SSMIS Tropical Cyclone Monitoring Opportunities

Wednesday, 20 April 2016: 10:45 AM
Ponce de Leon B (The Condado Hilton Plaza)
Jeffrey Hawkins, Goldenrod Blue Associates, Carmel, CA; and D. C. Herndon and C. S. Velden

The DMSP Special Sensor Microwave Imager Sounder (SSMIS) has untapped potential that could enhance its already significant role in monitoring global cyclone (TC) structures and intensities. As the world's only passive microwave conically scanning imager and sounder, the SSMIS provides all-weather K, Ka, W, and G-band imagery (19, 22, 37, 91, 150, and 183 GHz) with constant resolution across a 1700km swath. This imagery is routinely used by TC warning center analysts and researchers around the world to map rainband organization and inner-core structure. In addition, the SSMIS V-band sounder channels are sensitive to both moisture and temperature at multiple levels throughout the TC environment and several algorithms now produce near real-time estimates of minimum sea level pressure (MLSP) and maximum sustained wind speeds (Vmax). However, the sounder channel applications have been partially limited by the available sounder spatial resolution. A method is proposed here to obtain enhanced sounder resolution via access to “native resolution” data that has not been “averaged” either onboard the spacecraft nor on the ground, thus providing more accurate TC estimates.
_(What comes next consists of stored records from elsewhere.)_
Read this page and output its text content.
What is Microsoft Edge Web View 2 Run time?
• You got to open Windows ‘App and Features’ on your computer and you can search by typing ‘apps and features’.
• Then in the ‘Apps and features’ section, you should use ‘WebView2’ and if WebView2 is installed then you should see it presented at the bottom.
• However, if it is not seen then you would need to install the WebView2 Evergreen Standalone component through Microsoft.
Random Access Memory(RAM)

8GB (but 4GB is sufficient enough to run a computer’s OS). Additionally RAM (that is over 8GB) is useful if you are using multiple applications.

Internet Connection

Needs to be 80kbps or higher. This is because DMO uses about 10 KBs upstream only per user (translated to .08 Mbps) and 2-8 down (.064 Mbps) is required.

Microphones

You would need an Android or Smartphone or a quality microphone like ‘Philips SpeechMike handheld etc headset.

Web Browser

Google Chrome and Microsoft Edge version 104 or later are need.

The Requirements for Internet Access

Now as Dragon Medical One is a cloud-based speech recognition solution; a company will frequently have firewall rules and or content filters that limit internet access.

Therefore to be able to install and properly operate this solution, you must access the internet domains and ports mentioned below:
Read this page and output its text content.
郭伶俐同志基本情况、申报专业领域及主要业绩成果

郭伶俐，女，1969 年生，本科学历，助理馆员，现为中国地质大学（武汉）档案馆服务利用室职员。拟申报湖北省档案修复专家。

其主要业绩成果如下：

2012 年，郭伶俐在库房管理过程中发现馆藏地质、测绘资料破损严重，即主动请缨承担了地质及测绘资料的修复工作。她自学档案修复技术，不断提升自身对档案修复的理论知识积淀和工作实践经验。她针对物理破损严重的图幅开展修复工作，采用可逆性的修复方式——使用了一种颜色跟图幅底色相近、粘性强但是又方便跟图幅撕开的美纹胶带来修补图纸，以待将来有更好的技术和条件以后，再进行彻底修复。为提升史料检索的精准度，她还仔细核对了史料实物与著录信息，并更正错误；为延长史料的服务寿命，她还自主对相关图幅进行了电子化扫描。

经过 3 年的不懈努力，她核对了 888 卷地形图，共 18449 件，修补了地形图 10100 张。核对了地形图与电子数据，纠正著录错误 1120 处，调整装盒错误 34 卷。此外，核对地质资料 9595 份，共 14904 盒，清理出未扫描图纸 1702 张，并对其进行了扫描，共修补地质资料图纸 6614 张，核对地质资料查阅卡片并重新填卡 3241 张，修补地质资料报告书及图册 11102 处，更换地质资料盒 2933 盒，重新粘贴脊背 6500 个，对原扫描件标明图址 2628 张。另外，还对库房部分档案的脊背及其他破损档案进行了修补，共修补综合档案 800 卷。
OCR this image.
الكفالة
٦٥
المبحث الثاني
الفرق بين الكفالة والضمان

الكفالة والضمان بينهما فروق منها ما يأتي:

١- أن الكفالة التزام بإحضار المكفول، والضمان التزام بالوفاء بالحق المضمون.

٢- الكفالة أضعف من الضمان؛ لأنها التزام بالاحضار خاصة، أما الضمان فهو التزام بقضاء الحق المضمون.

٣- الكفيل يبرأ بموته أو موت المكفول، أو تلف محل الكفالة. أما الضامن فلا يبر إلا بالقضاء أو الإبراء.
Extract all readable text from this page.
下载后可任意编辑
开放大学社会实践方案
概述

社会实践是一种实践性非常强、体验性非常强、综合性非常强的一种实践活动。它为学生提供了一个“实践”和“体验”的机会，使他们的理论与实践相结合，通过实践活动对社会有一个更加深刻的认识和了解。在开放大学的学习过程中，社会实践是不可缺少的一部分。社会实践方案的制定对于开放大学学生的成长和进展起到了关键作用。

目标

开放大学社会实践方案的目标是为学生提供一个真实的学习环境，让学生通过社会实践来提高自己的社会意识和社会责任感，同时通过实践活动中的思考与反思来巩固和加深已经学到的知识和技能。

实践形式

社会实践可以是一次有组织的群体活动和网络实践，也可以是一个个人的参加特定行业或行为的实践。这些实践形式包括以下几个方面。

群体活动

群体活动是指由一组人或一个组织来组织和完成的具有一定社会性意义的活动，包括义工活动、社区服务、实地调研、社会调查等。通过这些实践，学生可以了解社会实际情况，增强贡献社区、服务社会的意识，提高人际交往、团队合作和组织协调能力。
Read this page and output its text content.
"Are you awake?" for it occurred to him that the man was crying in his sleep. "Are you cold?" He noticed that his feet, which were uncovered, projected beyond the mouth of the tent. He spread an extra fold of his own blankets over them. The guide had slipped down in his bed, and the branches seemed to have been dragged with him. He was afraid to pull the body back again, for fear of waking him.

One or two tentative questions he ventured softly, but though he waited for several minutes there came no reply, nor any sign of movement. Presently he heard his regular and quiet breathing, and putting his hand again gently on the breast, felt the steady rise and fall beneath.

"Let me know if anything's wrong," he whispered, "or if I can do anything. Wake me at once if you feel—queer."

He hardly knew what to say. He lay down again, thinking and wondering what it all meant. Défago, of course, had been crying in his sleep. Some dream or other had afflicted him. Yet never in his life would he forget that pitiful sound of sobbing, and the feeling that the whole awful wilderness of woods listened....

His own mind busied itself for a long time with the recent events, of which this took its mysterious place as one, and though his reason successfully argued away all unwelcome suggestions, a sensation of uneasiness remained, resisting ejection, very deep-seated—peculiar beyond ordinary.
The SSMIS imager channels are used to extract surface circulation centers and inner core structure, features unseen with coincident visible/infrared (vis/IR) due to upper-level cloud obscuration ~ 33% of the time. In addition, the imager channels produce multiple environmental data records that benefit the TC community: ocean surface wind speed (used for gale wind radii), rain rate, cloud liquid water and total precipitable water (TPW). TPW maps highlight the TC moisture environment and are especially good at mapping dry air intrusion, whether associated with Saharan Air Layer (SAL) events in the Atlantic of troughs and cold air outbreaks in the Pacific basin.

The SSMIS sounder channels measure brightness temperatures (Tb) that can be converted into atmospheric temperature profiles or used directly to map the extent of the warm core temperature anomaly aloft created by the TC's heat engine. Warm, moist air from the surface is lifted in the eyewall to the storm top and then flows out anticylonically, forming a warm core that is highly correlated with the storm intensity. The CIMSS sounder algorithm uses the Tb values in channels 3, 4, and 5 to estimate MSLP and Vmax using a method similar to their earlier efforts applied to the cross-track scanning Advanced Microwave Sounding Unit (AMSU) flown on NOAA low earth orbiting (LEO) operational satellites.

Microwave sounders vary in their instantaneous field of view (IFOV) or spatial resolution due to a combination of scan geometry, sensor altitude, frequency, and antenna size. Very early efforts using the Microwave Sounder Unit (MSU) were severely limited by its coarse resolution. AMSU (48x48km) enabled TC intensity algorithms to reach an accuracy viable for operational utility by the Joint Typhoon Warning Center (JTWC, Hawaii), the National Hurricane Center (NHC, Miami), and the Central Pacific Hurricane Center (CPHC, Hawaii). The SSMIS (37x37km) has improved resolution and its conical scanning keeps the IFOV constant across the entire 1700 km swath rather than dramatically degraded resolution near the swath edges with cross-track scanning, thus mitigating one of the inherent issues with AMSU TC applications. However, the SSMIS sensor data is averaged onboard the spacecraft and also within the ground processing system to create the 37x37km footprint. The “native resolution” sounder data is 17.6x27.3km, a significant advantage over the currently available data when one considers ~ 63% of TC eyewalls have diameters < 40 km. A highlight of this paper is a V-band antenna brightness temperature image of Cyclone Anja in 2009 taken at native resolution during an SSMIS payload orbital calibration. This image is the highest resolution V-band image ever produced from space of an active TC and clearly illustrates the advantages of higher resolution. This paper also describes the impact of higher resolution on TCI estimation and an approach to make it available operationally, such that enhanced TC intensity estimates can be provided to both the operational and research community.